The Kushan empire, which held sway over northern India, the northwest and Central Asia in roughly the first three centuries of the Common Era, presided over a golden age of Indian sculpture, and Jainism shared fully in this flowering. Under Kushan kings such as Kanishka, Huvishka and Vasudeva, whose reigns are commemorated in dated inscriptions, the workshops of Mathura produced a body of Jain art that established the mature iconography of the Tirthankara image.

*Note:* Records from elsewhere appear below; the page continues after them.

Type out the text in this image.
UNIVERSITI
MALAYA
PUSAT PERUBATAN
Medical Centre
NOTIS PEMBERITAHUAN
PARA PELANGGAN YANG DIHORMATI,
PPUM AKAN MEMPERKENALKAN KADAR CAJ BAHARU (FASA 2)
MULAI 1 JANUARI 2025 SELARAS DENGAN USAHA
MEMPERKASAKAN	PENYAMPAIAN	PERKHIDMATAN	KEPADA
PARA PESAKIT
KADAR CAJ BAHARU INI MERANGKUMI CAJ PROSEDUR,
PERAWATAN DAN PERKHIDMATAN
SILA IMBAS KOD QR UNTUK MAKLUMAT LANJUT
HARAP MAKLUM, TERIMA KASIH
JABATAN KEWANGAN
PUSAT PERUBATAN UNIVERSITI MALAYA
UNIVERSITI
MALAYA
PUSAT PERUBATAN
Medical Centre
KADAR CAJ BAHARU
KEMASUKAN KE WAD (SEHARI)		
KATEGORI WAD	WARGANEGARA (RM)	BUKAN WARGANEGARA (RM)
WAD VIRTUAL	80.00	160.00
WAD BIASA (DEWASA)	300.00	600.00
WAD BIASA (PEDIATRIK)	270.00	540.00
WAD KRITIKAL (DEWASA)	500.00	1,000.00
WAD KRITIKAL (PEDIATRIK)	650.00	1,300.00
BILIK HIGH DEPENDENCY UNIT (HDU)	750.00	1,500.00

Mathura was the principal centre of Jain artistic production in this period, and the dated inscriptions on many of its images allow historians to anchor the development of Jain art within a firm chronological framework, a rare advantage in early Indian archaeology. The characteristic medium was the mottled red sandstone quarried near Mathura, worked into images of Tirthankaras both seated in cross-legged meditation and standing in the rigid, arms-lowered posture of bodily abandonment known as kayotsarga.
The Kushan-period Jina image crystallised a set of conventions that would endure. The Tirthankara is shown nude, serene and withdrawn, marked on the chest by the auspicious shrivatsa symbol, with a halo behind the head and often attended by flywhisk-bearers and celestial figures. Individual Tirthankaras began to be distinguished by their emblems, such as the bull of Rishabhanatha or the serpent canopy of Parshvanatha, allowing worshippers to identify particular Jinas within an otherwise uniform iconographic type.
Alongside the free-standing images, the period is notable for the ayagapatas, the decorated tablets of homage found at Kankali Tila, which combine Jina figures with auspicious symbols and occasionally depict Jain stupas. These objects reveal a devotional world in which symbol and image coexisted and in which the stupa still held a place in Jain worship. The rich donative inscriptions accompanying this art record the participation of merchants, officials and a striking number of women, and they preserve the names of monastic lineages that correspond to those in Jain textual tradition.
The Kushan era was one of remarkable religious pluralism. The same Mathura workshops that carved Jain Tirthankaras also produced Buddhist and Brahmanical images, and the artistic conventions of the period, the frontal serene figure, the halo, the attendant deities, were shared across the traditions. This common visual language reflects a society in which Jainism was one confident and well-supported religion among several, drawing on the same artisans and patrons as its neighbours.
The Kushan patronage of religion was broad and inclusive; the dynasty's own inscriptions and coinage display an eclectic reverence for many deities and cults. Jainism benefited from this environment, and the endowments recorded at Mathura suggest a prosperous urban lay community able to commission substantial works of art and to maintain the monastic order in comfort.
The legacy of Kushan-period Jain art was profound. The iconographic type of the meditating or standing Jina, refined in the Mathura workshops, became the template for Jain images across India for the following two thousand years, evolving in detail but retaining its essential character. When the Gupta period succeeded the Kushans, Jain sculpture continued along the foundations laid at Mathura, moving toward the greater refinement and idealisation of classical Indian art while preserving the core conventions established under Kushan rule.